Igor Lotaryov

Medal record

Men's athletics

Representing the Soviet Union

IAAF World Cup

= Igor Lotaryov =

Igor Lotaryov (И́горь Лотарёв; born 30 August 1964) is a Russian former Soviet male middle-distance runner who competed mainly in the 1500 metres. He set his lifetime best of 3:34.49 minutes for the event in Brussels in 1985.

He made his international debut as a junior athlete, running in the Soviet teams at the IAAF World Cross Country Championships in 1982 and 1983. He won his first international medal at the 1983 European Athletics Junior Championships, finishing second in the 1500 m behind East German Maik Dreissigacker.

He enjoyed senior success in the mid-1980s including bronze medals at the Friendship Games and 1985 IAAF World Cup, then a silver medal behind compatriot Pavel Yakovlev at the 1986 Goodwill Games. He was also a 1500 m finalist at the 1986 European Athletics Championships and the 1987 European Athletics Indoor Championships.

He set the first IAAF-recognised world indoor record for the 1000 metres event, running 2:18.00 on 14 February 1987. This stood for almost five years before being beaten by Rob Druppers of the Netherlands. As of 2017, his time remains in the top 40 of all-time.

Lotaryov was a three-time national champion, taking the indoor 1500 m title twice at the Soviet Indoor Athletics Championships (1984, 1987) and once outdoors at the Soviet Athletics Championships in 1985.

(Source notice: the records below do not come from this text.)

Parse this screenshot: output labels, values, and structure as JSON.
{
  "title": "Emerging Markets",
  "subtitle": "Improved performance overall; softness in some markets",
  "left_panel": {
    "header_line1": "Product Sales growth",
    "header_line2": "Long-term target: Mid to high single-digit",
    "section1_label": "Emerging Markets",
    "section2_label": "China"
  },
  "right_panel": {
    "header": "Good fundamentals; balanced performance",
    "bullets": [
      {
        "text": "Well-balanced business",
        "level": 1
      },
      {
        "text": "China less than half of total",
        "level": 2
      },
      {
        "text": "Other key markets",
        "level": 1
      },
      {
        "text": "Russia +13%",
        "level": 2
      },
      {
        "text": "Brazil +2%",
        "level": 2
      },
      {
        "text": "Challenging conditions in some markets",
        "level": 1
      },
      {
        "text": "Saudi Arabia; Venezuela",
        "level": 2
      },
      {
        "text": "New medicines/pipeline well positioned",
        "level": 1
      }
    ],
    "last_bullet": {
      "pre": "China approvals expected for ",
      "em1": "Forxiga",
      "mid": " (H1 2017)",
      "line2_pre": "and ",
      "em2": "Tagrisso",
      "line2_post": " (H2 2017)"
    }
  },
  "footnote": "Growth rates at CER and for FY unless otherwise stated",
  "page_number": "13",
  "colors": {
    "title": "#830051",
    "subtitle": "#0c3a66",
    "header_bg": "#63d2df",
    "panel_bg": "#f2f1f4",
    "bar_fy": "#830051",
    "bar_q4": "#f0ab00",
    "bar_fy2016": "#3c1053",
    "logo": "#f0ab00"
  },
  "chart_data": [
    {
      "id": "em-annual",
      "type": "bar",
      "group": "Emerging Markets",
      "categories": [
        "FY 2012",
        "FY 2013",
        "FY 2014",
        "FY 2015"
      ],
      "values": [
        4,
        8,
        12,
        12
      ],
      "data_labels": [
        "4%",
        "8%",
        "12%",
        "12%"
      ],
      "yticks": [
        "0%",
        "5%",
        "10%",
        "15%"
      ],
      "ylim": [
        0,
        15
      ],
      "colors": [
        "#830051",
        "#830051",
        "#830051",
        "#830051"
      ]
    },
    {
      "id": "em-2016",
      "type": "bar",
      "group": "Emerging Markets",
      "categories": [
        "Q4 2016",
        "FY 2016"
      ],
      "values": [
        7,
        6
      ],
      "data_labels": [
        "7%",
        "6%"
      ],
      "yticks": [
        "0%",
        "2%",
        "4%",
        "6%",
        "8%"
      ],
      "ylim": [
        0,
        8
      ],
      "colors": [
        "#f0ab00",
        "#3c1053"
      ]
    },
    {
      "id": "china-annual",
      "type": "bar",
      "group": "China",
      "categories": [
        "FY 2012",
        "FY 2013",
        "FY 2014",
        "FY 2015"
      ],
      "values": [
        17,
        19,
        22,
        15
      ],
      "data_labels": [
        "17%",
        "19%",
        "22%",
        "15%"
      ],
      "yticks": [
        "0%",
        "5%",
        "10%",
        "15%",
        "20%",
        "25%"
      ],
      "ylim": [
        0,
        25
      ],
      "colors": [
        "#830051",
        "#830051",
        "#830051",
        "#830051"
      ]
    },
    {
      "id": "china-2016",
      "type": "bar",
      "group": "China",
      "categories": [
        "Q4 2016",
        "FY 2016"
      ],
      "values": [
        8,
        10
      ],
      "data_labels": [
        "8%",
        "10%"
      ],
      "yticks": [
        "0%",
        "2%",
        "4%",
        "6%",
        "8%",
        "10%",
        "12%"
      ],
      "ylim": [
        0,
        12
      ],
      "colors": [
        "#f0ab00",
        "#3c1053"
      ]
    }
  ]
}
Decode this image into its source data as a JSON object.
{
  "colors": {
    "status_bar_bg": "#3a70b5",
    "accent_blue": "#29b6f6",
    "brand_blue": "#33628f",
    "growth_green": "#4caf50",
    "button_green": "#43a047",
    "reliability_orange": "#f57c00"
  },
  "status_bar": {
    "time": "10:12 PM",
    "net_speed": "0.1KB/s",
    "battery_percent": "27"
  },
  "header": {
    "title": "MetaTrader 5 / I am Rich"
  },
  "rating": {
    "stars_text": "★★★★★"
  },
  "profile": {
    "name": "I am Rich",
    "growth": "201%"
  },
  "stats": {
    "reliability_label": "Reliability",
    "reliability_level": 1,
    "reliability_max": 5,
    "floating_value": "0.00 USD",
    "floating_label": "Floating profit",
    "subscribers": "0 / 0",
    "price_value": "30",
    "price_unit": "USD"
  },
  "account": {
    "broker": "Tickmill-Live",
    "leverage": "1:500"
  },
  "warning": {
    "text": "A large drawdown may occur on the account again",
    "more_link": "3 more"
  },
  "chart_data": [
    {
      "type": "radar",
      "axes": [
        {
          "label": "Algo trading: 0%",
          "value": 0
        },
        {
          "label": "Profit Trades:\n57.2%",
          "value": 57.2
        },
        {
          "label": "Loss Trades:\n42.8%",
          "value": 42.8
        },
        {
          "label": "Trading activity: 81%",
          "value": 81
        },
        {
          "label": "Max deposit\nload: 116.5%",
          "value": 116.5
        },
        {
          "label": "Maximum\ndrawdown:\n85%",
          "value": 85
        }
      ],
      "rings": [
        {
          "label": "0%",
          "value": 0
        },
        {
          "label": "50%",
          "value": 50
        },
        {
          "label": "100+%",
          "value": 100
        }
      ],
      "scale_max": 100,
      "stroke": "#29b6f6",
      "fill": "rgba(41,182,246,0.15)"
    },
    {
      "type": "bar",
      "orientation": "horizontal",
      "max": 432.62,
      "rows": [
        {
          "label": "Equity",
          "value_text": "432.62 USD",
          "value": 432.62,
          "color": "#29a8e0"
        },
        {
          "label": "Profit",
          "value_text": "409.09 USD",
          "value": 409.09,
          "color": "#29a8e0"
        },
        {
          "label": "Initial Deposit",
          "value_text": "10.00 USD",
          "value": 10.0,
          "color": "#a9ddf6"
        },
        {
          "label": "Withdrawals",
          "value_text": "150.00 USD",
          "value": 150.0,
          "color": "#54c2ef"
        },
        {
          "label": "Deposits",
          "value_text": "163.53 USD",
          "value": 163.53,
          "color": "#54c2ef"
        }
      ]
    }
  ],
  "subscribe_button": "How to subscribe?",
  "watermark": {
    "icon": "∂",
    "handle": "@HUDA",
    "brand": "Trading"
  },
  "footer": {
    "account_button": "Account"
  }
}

==International competitions==
| 1982 | World Cross Country Championships | Rome, Italy | 40th | Junior race | 24:18.9 |
| 8th | Junior team | 146 pts | | | |
| 1983 | World Cross Country Championships | Gateshead, United Kingdom | 45th | Junior race | 27:12 |
| 9th | Junior team | 171 pts | | | |
| European Junior Championships | Schwechat, Austria | 2nd | 1500 m | 3:41.41 | |
| 1984 | Friendship Games | Moscow, Soviet Union | 3rd | 1500 m | 3:38.42 |
| 1985 | World Cup | Canberra, Australia | 3rd | 1500 m | 3:41.92 |
| 1986 | European Championships | Stuttgart, West Germany | 11th | 1500 m | 3:44.80 |
| Goodwill Games | Moscow, Soviet Union | 2nd | 1500 m | 3:40.18 | |
| 1987 | European Indoor Championships | Liévin, France | 4th | 1500 m | 3:46.11 |

| Year | Competition | Venue | Position | Event | Notes |
| 1982 | World Cross Country Championships | Rome, Italy | 40th | Junior race | 24:18.9 |
| 8th | Junior team | 146 pts |
| 1983 | World Cross Country Championships | Gateshead, United Kingdom | 45th | Junior race | 27:12 |
| 9th | Junior team | 171 pts |
| European Junior Championships | Schwechat, Austria | 2nd | 1500 m | 3:41.41 |
| 1984 | Friendship Games | Moscow, Soviet Union | 3rd | 1500 m | 3:38.42 |
| 1985 | World Cup | Canberra, Australia | 3rd | 1500 m | 3:41.92 |
| 1986 | European Championships | Stuttgart, West Germany | 11th | 1500 m | 3:44.80 |
| Goodwill Games | Moscow, Soviet Union | 2nd | 1500 m | 3:40.18 |
| 1987 | European Indoor Championships | Liévin, France | 4th | 1500 m | 3:46.11 |

==National championships==
- Soviet Indoor Athletics Championships
  - 1500 m: 1984, 1987
- Soviet Athletics Championships
  - 1500 : 1985

==Notes==
Alternative transliterations of his surname include Lotaryev, Lotarev, Lotorev, and a Lotoryev.